Musik is proud to feature Miami based Artist Gabriela Fernandez. Fernandez was selected from the Spring 2021 Artist Feature Open Call. Fernandez's work is both fleeting and permanent and I found the pieces very poignant. Please join us for an artist talk with Fernandez!

Want to support the artist? Crowdfunding tickets can be purchased at our online store (starting at $1). 100% of sales go to the artist!

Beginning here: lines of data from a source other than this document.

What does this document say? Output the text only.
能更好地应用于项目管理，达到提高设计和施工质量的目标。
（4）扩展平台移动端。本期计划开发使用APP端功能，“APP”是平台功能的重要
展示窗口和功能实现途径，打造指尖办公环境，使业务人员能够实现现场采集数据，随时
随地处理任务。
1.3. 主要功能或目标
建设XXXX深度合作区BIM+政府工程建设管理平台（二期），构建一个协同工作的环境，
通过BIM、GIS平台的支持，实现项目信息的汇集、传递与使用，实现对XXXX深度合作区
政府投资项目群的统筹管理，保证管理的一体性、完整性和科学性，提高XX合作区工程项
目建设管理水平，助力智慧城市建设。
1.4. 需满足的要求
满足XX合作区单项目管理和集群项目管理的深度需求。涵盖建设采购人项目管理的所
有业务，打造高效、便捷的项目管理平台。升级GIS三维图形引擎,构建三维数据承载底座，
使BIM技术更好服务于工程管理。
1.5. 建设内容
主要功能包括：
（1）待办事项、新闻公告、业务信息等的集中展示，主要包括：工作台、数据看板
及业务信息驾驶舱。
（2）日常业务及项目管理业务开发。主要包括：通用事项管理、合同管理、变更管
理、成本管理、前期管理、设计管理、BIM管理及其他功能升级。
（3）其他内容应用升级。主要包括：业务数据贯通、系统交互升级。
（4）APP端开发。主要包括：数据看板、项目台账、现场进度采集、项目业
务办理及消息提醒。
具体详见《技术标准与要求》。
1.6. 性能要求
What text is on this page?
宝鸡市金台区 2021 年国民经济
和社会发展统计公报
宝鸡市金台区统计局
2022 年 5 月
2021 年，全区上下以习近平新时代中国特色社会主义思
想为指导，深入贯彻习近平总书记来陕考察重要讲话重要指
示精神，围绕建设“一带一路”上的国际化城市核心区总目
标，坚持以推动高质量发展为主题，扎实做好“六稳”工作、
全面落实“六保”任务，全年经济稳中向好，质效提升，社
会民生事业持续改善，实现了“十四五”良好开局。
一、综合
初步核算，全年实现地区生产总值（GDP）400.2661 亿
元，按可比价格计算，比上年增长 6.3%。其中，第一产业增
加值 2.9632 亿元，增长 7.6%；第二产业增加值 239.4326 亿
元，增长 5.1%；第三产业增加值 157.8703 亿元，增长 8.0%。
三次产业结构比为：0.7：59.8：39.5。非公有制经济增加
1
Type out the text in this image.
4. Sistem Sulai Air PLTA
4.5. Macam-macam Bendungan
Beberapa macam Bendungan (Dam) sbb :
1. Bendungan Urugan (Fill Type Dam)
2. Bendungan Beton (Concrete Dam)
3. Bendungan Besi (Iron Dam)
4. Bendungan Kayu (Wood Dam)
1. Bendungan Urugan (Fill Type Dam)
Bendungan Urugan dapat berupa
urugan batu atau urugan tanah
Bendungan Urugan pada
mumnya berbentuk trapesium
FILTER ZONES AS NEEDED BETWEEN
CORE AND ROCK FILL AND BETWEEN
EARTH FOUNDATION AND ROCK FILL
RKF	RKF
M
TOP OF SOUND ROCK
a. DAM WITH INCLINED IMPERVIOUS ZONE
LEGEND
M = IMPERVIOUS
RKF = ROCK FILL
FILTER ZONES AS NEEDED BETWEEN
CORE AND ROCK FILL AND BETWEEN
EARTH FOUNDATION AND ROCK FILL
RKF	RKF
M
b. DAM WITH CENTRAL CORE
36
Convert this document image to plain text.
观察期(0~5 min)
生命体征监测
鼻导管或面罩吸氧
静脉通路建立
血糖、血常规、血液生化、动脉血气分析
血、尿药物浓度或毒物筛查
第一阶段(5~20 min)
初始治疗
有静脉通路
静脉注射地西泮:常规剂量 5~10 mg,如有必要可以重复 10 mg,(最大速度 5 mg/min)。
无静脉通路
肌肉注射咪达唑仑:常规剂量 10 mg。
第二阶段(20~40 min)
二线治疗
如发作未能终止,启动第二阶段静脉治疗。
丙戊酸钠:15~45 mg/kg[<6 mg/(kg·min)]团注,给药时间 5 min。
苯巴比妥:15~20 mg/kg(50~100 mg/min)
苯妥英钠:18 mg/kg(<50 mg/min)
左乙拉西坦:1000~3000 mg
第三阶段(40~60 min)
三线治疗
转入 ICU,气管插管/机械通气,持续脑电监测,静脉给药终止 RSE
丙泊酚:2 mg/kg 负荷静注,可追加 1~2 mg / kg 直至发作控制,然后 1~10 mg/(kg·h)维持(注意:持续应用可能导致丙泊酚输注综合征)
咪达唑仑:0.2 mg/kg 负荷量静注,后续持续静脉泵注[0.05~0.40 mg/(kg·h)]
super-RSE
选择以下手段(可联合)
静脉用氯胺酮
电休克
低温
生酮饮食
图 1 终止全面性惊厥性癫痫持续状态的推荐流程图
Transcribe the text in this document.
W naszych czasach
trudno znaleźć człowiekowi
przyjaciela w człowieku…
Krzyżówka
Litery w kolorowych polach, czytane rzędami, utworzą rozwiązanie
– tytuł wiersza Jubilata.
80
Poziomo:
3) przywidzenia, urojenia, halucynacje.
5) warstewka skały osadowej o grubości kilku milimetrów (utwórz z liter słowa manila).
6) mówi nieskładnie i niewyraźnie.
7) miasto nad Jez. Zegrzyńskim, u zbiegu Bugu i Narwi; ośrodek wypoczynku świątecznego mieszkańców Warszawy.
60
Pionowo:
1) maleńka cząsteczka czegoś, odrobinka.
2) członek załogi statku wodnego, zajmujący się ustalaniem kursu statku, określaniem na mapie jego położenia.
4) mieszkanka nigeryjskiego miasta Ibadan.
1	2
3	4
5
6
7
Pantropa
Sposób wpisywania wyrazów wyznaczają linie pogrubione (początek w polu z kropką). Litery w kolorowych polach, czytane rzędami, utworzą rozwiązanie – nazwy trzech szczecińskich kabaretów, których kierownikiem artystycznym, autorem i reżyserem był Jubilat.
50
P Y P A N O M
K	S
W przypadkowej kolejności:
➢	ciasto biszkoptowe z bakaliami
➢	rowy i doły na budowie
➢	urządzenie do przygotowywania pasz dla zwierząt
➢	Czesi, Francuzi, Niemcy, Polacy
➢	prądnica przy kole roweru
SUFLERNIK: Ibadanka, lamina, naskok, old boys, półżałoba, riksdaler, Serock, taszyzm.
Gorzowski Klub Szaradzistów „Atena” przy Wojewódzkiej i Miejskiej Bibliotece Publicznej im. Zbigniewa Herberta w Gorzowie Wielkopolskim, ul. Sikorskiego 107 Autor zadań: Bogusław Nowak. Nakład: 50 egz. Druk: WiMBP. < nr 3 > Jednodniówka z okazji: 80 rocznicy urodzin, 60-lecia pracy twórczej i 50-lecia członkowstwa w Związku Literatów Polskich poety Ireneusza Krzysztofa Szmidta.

"Within my work, I utilize cultural references of both the self and of place in the form of landscape and body imagery to connect the viewer to my own personal and collective narratives."- Gabriela Fernandez

Bio:

Gabriela Fernandez was born in Havana, Cuba. Currently residing in Miami, Florida, As a first-generation immigrant taking reference from this multicultural, temporal, and migratory space. Exploring the process of dis-identification, and the existence of manifested identifications in relation to time, ephemeral space, and the disorientated body. Exploring the existence of identity through the intersection of both trauma and nostalgia from an empathic base. Looking at how the environment and unconscious movements affect the interaction between all, where the present body becomes a mirror to the associated symbiotic balance of the past, and present.


They Seek to Glimmer

Exhibition Date: February 6th - March 13th, 2021
Artist Talk: Sunday, February 21st, 2021 @ 10 am CST via Zoom

They Seek to Glimmer highlights and amplifies a sense of emotional vulnerability in relation to living as a queer person in our contemporary context. This solo exhibition by Juan Arango Palacios pairs moments of insecurity, heartbreak, sadness, resilience, prosperity, and friendship with personified characters in order to create a narrative that places the queer experience at center stage. By depicting intimate interactions among lovers and friends, these drawings bring forth the idea of chosen family and the importance of community and emotional support among folks who aren’t included within the cis-hetornormative norm. These works aim to expose dysphoria and self-doubts revolving around topics of romance, gender expression, and sexual orientation. Drawing from their own personal experience,their cultural roots, and modern-day internet culture, Juan creates images that reveal an affectionate complexity of everyday life. Delicate flowers become lively portraits, flashy clowns overcome their fears and insecurities, and references to make up and fashion crazes bring these images to a more familiar and relatable level. Drawing as a medium provides clarity and intimacy, given that the small scale of these works is meant to be admired at an individual and personal level. Juan invites the viewer to share a moment of familiarity with these drawings and, for the time being, just let their feelings run their course.


Skin Hunger

Exhibition Date: February 8th - March 13th, 2021
Artist Talk: Sunday, February 28th, 2021 @ 10 am CST via Zoom

The tiny futuristic forest-scapes in Skin Hunger are created during a therapeutic collection process, where I go on walks and hikes to gather trash and organic materials that fascinate me: tiny mushrooms, branches, weathered pieces of plastic. I combine these with mass-produced materials, usually products that modify or mediate the body. The work explores observations about personal relationships, microcosms of larger shared experiences. I confront disorientation in the work: the disorientation of moving between urban environments and rural environments, technology-moderated relationships and embodied experiences. The onset of COVID has made the work more therapeutic and more prescient: the very machines and methods of production that compounded ecological change, introducing a pandemic, are also what keeps us alive and connected.  On a deeper level, the work is about my struggle with control and illusion, and how this plays out in personal relationships. I’m also fascinated by how these themes are mirrored in human relationships to nature (control) and in nature itself (illusion – camouflage, mating dances, threatening posturing etc.).  Skin Hunger is not just a meditation on the impact of COVID, but a musing on the future of collective human experience, increasingly mediated by machines: a way of processing how technology creates a different landscape of social distance, and natural connection, a push and pull between alienation and intimacy.